Harry Kane notuje doskonałe wejście do Bundesligi. W 11 meczach zdobył aż 17 goli. W trzech spotkaniach - z VfL Bochum, SV Darmstadt 98 i Borussią Dortmund - zanotował hat-tricki. Tylko w dwóch starciach nie strzelił bramki - z SC Freiburg i Borussią Muenchengladbach.
Gole to nie jedyny wkład Kane'a w grę Bayernu. Poza nimi zanotował w Bundeslidze również pięć asyst. Anglik sprawia, że zeszłoroczne problemy mistrzów Niemiec, którym brakowało goleadora z prawdziwego zdarzenia, poszły w zapomnienie. Teraz niemieccy dziennikarze coraz częściej zastanawiają się, czy już niedługo nie pobije on rekordu Roberta Lewandowskiego, który w sezonie 2020/21 strzelił 41 goli i tym samym podbił rekord Gerda Muellera z sezonu 1971/72, który zdobył wtedy 40 bramek.
Statystyki przemawiają na korzyść Kane'a.
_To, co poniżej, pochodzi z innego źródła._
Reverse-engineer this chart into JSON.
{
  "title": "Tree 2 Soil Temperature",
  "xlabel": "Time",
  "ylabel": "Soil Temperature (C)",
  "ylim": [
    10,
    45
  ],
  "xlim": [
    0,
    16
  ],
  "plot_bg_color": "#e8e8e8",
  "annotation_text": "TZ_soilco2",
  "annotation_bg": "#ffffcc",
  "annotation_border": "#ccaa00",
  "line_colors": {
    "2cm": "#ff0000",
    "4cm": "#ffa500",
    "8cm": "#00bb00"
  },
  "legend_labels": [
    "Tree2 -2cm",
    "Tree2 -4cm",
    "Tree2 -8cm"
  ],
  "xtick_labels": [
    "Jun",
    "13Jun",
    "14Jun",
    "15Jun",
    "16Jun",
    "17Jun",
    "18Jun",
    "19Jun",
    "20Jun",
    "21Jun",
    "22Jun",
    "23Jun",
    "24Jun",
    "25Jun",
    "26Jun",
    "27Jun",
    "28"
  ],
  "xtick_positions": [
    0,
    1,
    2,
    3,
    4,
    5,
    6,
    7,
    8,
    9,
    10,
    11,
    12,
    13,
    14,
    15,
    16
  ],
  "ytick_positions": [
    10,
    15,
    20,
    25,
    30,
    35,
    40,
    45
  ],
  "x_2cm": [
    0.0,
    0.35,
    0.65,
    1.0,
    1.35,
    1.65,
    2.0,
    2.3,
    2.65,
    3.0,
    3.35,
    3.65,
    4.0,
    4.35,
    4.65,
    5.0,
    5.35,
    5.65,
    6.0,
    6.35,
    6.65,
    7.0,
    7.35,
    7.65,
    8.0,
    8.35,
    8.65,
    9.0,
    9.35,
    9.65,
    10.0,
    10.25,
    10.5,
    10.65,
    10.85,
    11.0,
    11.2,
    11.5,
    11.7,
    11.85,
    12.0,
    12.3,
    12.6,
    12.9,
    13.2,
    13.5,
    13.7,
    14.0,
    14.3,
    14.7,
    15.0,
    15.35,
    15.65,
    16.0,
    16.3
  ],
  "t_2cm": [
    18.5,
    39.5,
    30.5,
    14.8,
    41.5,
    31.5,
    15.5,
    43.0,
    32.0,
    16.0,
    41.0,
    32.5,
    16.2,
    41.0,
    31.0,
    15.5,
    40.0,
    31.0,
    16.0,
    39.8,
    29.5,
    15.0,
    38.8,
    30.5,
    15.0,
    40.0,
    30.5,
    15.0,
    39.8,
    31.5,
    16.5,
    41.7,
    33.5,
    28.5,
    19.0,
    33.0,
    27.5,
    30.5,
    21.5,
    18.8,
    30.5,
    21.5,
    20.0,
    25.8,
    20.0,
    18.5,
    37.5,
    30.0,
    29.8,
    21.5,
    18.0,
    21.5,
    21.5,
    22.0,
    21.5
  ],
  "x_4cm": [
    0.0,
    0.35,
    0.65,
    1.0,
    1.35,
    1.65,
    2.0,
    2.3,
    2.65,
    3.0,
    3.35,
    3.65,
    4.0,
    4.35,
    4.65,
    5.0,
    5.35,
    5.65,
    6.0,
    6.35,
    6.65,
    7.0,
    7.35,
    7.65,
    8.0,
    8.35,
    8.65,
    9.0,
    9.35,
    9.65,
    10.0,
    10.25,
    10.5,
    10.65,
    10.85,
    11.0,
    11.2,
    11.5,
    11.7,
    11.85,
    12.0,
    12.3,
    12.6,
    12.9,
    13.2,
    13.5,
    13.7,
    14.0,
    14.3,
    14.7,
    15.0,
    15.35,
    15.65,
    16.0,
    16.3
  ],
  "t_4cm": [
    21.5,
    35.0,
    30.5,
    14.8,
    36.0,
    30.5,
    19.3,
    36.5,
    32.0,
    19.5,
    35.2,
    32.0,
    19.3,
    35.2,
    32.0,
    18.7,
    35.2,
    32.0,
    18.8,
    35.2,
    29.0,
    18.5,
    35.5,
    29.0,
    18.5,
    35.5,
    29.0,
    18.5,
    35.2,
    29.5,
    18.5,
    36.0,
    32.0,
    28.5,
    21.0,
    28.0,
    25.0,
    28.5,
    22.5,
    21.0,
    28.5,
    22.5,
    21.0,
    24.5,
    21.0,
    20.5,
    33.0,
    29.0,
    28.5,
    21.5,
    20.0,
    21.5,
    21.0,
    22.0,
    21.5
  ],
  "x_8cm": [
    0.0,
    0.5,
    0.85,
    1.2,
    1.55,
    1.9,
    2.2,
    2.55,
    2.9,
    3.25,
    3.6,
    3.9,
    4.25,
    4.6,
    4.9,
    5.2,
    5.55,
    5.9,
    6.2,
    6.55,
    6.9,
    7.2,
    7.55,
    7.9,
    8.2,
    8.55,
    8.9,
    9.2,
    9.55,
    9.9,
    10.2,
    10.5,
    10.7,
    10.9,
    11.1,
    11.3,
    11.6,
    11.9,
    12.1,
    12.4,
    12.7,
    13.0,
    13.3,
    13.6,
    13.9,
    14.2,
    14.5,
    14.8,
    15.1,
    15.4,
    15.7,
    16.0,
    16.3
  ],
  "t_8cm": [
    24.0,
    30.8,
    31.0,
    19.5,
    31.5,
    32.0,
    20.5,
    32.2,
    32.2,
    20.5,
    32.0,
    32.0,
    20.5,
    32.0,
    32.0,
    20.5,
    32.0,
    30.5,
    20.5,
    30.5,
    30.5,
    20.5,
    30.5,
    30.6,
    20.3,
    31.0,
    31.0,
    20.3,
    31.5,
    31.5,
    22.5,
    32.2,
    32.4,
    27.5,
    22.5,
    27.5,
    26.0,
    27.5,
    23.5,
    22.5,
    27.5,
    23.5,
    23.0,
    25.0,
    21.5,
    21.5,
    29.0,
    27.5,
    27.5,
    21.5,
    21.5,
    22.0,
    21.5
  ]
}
Z 17 golami po 11 kolejkach jest lepszy od Roberta Lewandowskiego o cztery, a od Gerda Muellera aż o 11 bramek w tym samym momencie sezonu. Łatwo policzyć, że gdyby Niemiec zachował taką regularność, to zakończyłby sezon z 52 golami, a więc byłby lepszy od kapitana reprezentacji Polski aż o 11 trafień!
Z tego powodu dziennikarze "Bild" postanowili zapytać Kane'a wprost - czy rekord Lewandowskiego jest jego celem?
- Nie, wciąż do tego trochę zbyt daleko. Jestem pewien, że będziecie o to pytać za każdym razem, gdy strzelę. Muszę jedynie skupiać się na swojej grze. Chcę dalej robić, to co robię: strzelać gole! Ale jeżeli w kwietniu będę blisko, to oczywiście, że spróbuję pobić rekord - przyznał.
Dla Roberta Lewandowskiego kwiecień 2021 roku był pechowy - doznał wtedy urazu i wystąpił tylko w jednym meczu z pięciu, co również miało wpływ na to, że jego ostateczny wynik nie był tak imponujący, jak mogło się wydawać, że będzie, gdy w ostatnim marcowym spotkaniu z VfB Stuttgart (4:0) strzelił hat-tricka. Wtedy na swoim koncie miał uzbierane aż 35 goli. Ostatecznie rekord Gerda Muellera pobił w ostatniej kolejce, gdy zdobył bramkę w wygranym 5:2 meczu z FC Augsburg.